If I wanted to expand a reference genome fasta file with alternate loci and decoy fasta files in order to get better read alignments, would it be enough with merging the files (with, say, cat *.fa > expanded_genonme.fa
) before starting the typical mapping workflow (samtools, picard, bwa ...), or there are additional steps to take care of?
Thanks! I have replied to that recent comment since it has more participants. Please feel free to comment there as well!
Neither what ATpoint nor I wrote, contradicts this tutorial in any way. Furthermore, I trust, it is a good one when written by the GATK team.

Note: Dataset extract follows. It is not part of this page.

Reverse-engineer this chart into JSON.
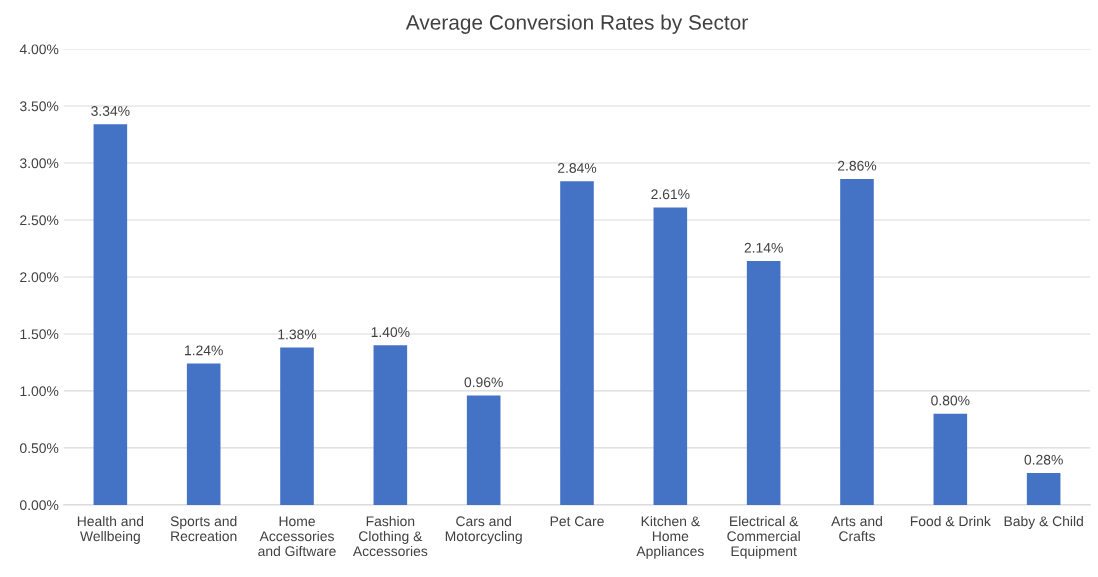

But in your original post, you stated that you are going to start the typical mapping workflow (samtools, picard, bwa ...), afterwards and alt-ware mapping is generally not considered to be the typical mapping workflow. Most aligners are by default not alternate contig aware (alt-aware) and will thus assign poor mapping quality scores to many reads due to erroneously considering them being multi-mappers.
Nothing wrong with alt contigs, as long as you are using the right tools and it's a deliberate choice.
Thanks! So regarding my original question, could I just merge the fasta files and follow that tutorial?
Yes, technically you can append any sequence to the reference followed by building a new index. If that makes sense or is appropriate is a different question.
My criteria for whether it makes sense would be comparing MAPQ values for alignments when using reference genome vs expanded genome. If there are fewer alignments with MAPQ = 0 in the latter, I would think it makes sense. I am way off here?